With the spread of the Corona pandemic and disruption of supply and production baskets around the world, then the increasing demand for electronic devices due to quarantine and isolation measures around the world, in addition to the great shift towards electric vehicles, and the large number of Internet of Things IoT devices… All of this, made the supply of electronic chips are less than market requirements. Above all, the Russian military operation in Ukraine exacerbated the crisis in the production and supply of electronic chips. The immediate threat is not the military operation, but the pressures on the scarce gas supplies that are essential to the production process of these chips. It was found that Ukraine supplies regarding 50% of the world’s supply of neon gas. This gas is a by-product of the steel industry in Russia, purified in Ukraine to 99.999% and indispensable in the production of chips (a mixture of gases containing neon is used to power lasers to engrave patterns in semiconductors).

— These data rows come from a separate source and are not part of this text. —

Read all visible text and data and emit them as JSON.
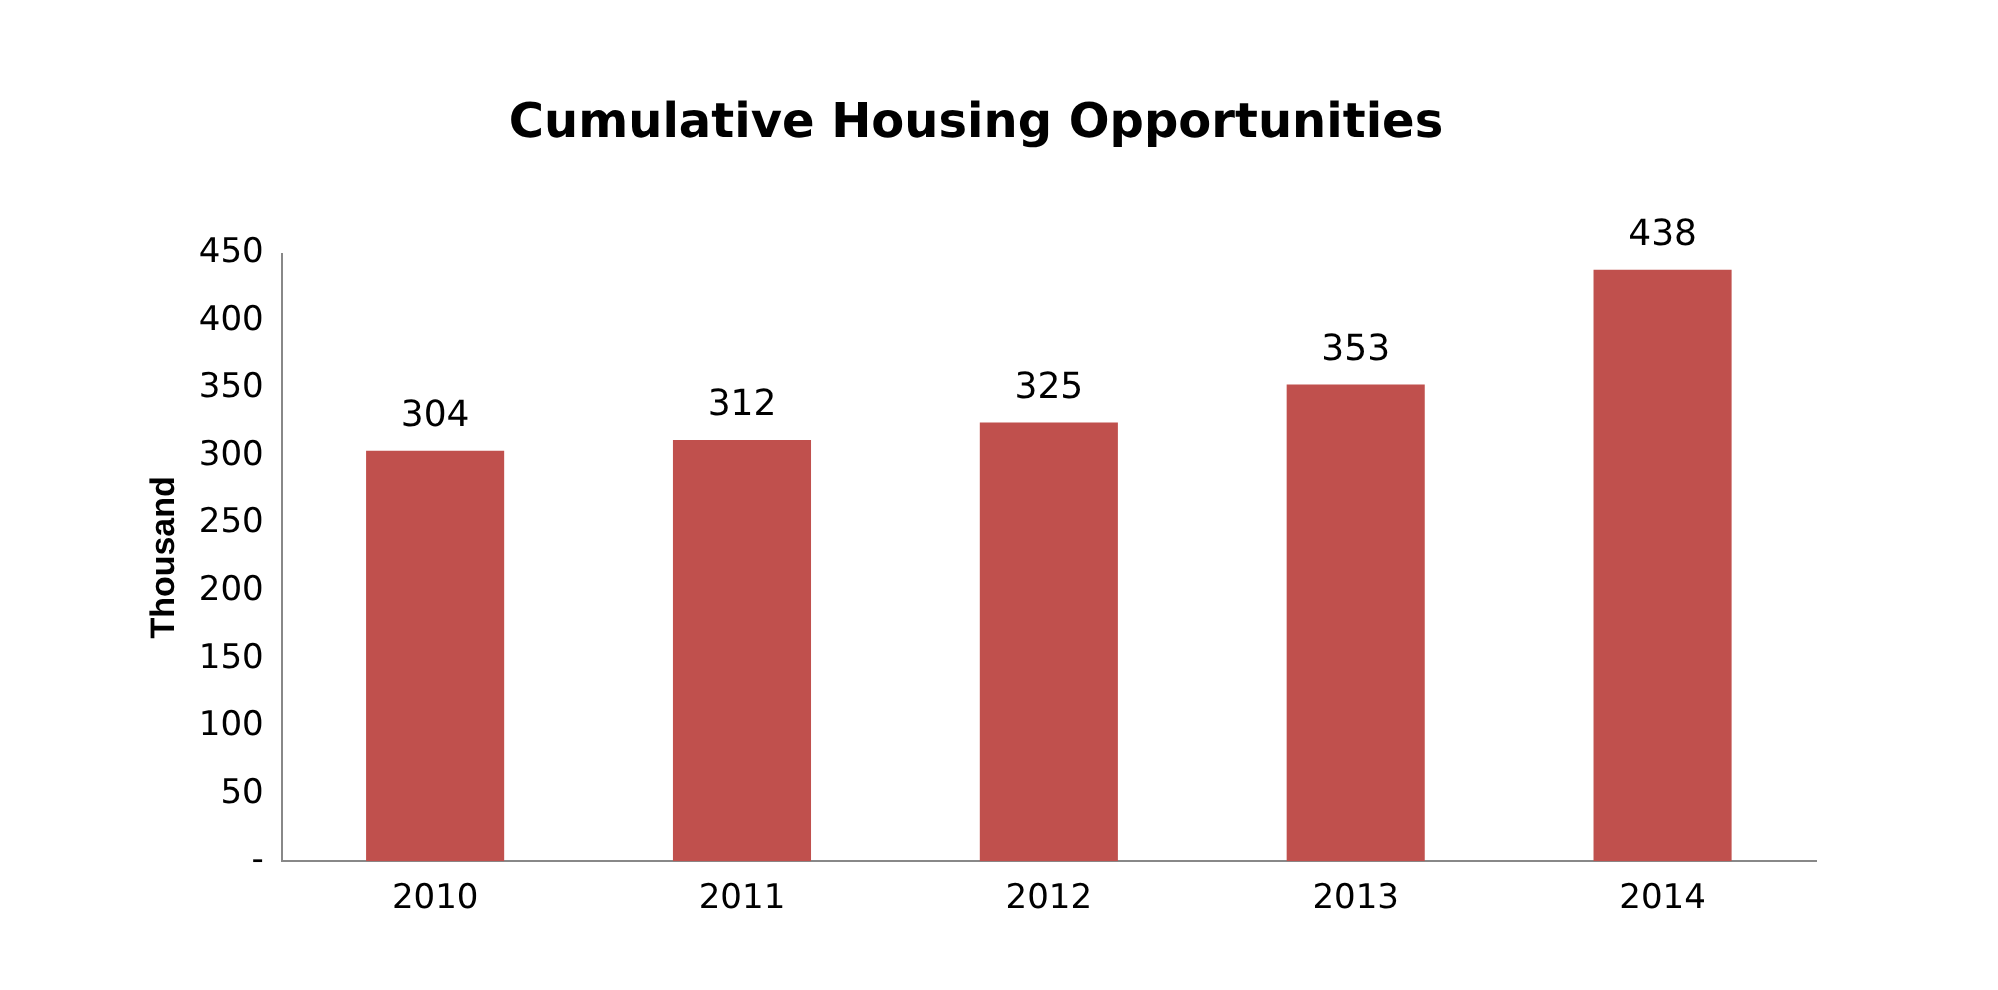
{
  "chart_data": {
    "type": "bar",
    "title": "Cumulative Housing Opportunities",
    "ylabel": "Thousand",
    "categories": [
      "2010",
      "2011",
      "2012",
      "2013",
      "2014"
    ],
    "values": [
      304,
      312,
      325,
      353,
      438
    ],
    "color": "#c0504d",
    "ylim": [
      0,
      450
    ],
    "yticks": [
      {
        "value": 0,
        "label": "-"
      },
      50,
      100,
      150,
      200,
      250,
      300,
      350,
      400,
      450
    ],
    "grid": false,
    "data_labels": true,
    "legend": false
  }
}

Manufacturers are already struggling with component shortages, delivery delays and rising material costs, with chip-dependent companies such as carmakers facing production delays as a result.

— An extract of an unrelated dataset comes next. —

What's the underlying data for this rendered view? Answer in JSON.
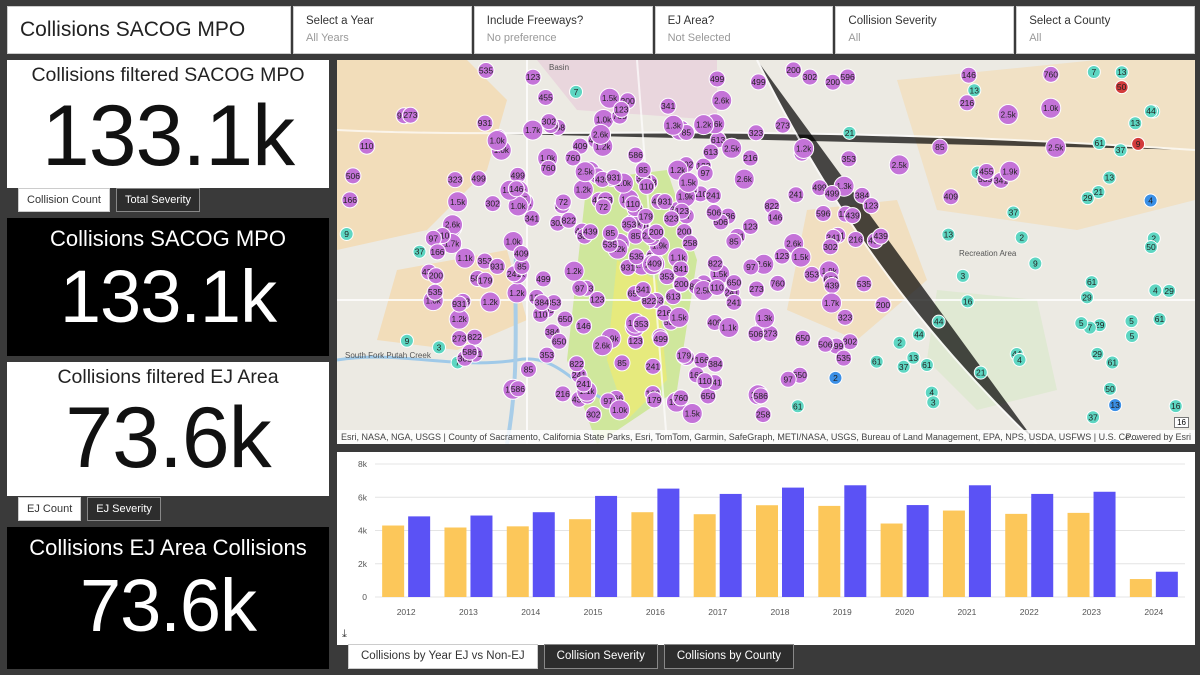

A report in the Financial Times says that when Russia annexed Crimea in 2014, neon prices rose by at least 600%. Companies said they might tap into the reserves they held (Deutsche Bank said in a research note that inventory levels in the industry typically last regarding three to four weeks). The rush to find suppliers who are not in Eastern Europe is causing shortages and high prices, not only in neon but also in other industrial gases such as xenon and krypton. From Ukraine also comes 40% of the quantities of krypton supplied on the world market.

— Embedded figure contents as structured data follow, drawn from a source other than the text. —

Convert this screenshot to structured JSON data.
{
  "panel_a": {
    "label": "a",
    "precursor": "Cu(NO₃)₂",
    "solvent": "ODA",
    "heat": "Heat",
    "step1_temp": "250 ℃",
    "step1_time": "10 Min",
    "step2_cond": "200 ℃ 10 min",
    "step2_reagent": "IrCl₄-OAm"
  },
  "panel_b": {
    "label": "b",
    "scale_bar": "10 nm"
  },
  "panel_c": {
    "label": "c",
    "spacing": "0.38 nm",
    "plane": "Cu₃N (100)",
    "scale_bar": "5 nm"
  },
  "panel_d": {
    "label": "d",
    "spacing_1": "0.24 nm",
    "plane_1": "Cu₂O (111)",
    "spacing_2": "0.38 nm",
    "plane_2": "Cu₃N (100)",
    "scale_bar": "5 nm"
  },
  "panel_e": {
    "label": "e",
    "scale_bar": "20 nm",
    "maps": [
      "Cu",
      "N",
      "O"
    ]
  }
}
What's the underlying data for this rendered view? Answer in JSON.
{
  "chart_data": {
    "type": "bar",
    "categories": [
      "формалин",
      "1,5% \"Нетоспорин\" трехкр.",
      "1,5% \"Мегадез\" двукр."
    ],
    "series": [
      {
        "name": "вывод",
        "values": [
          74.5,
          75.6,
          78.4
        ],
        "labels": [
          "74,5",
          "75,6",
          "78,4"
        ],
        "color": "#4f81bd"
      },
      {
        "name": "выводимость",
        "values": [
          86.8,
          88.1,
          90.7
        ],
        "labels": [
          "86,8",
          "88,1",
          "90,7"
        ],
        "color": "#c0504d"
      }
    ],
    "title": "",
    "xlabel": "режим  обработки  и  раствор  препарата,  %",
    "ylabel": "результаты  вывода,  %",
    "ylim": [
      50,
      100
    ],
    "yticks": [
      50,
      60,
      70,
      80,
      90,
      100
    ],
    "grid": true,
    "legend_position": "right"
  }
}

Shifting away from Ukraine is difficult, because this gas must be improved to a purity that only a few companies around the world can do, including some in the Ukrainian port of Odessa. So, analysts at TrendForce warn that even if alternative sources are secured, “product certification will take several months, or even more than half a year,” causing “scarcity.” They warned that “the auto industry, which requires large amounts of power management chips and semiconductors, will face a new wave of material shortages.”
It should be noted that these gases are used in the manufacture of larger electronic chips, which was confirmed by Akira Minamikawa, from the company “Omdia” market research, telling the Financial Times: “Not all products that use chips will be affected, because the most advanced semiconductors are The only one that does not require neon in its production.” This means that the matter will not affect the manufacture of phones and tablets.